Recently, I’ve found myself increasingly at this point. Witness the suffering of a loved one, even the strictest atheist will fall to their knees and recite “deliver us from evil” until the apocalypse, even when you know in your heart of hearts that there is nothing to be done.
The sexual abuse scandals which have plagued the Catholic Church in Ireland have a lot to answer for in the country’s religious decline, and it’s a topic that brings the most unholy words to my tongue on most occasions. But as in every profession, there are bad people, people who make mistakes, bosses who will cover up their misdemeanours and buy the silence of victims wherever possible, and yes something must be done about it. The truth must come out, the guilty must be punished by law, and the victims should be granted the justice and retribution they deserve.
There are still good men who wear the collar, who spoke up when others tried to bury the scandals, who advise the desperate and give charity to the poor.
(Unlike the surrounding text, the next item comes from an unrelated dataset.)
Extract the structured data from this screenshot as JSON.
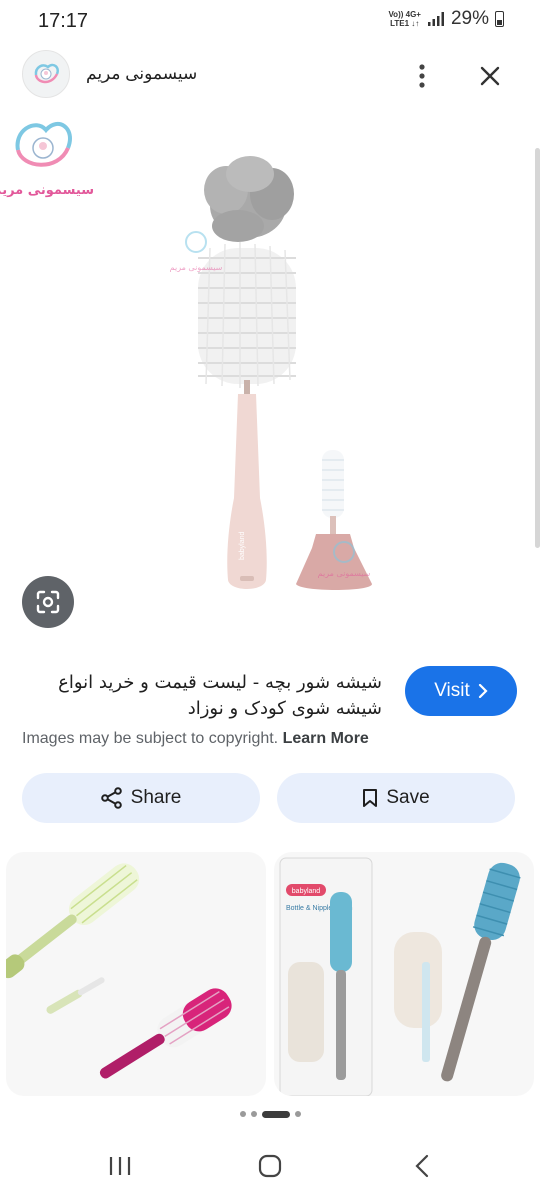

The men who call in on our grandparents who are too ill or weak to make it to mass, and visit the hospital rooms of the ill to give some comfort or relief to the suffering and their families, who bring communities together in celebration and mourning.
Yes the Catholic Church has been responsible for the sexual and cultural repression of Ireland for decades, it’s most wicked members have caused heartache and destruction for individuals and families for just as long, but we cannot disregard the good of individual people in the church just as we cannot ignore the evil and wrongdoing of others. Should an entire institute of individuals be condemned and tarred with the same brush?
For future generations, religion will continue to mean much less than has done for us, but I will certainly mourn its loss entirely. How many of us want to see Ireland give up the home comforts of its traditional faith entirely? The milestones of our lives marked only by legal certificates and civil ceremonies? Should we sacrifice the irrational reassurances s and sentiments of our childhood? Give up the hopeless comfort of prayer at the deathbed of a loved one?
I hope we will continue, as we have in recent years, to alter the prominence and importance that faith has in our daily lives? Catholic on our birth certificates if not in our hearts, faithful by nature if not by name. Yes we may give up the doctrine but hopefully not the sentiment.
For me, the Catholic faith was defined best by writer Sean O’Faolain: “Nothing more than a child’s fear of the dark”.
And after all, what’s the harm in a nightlight?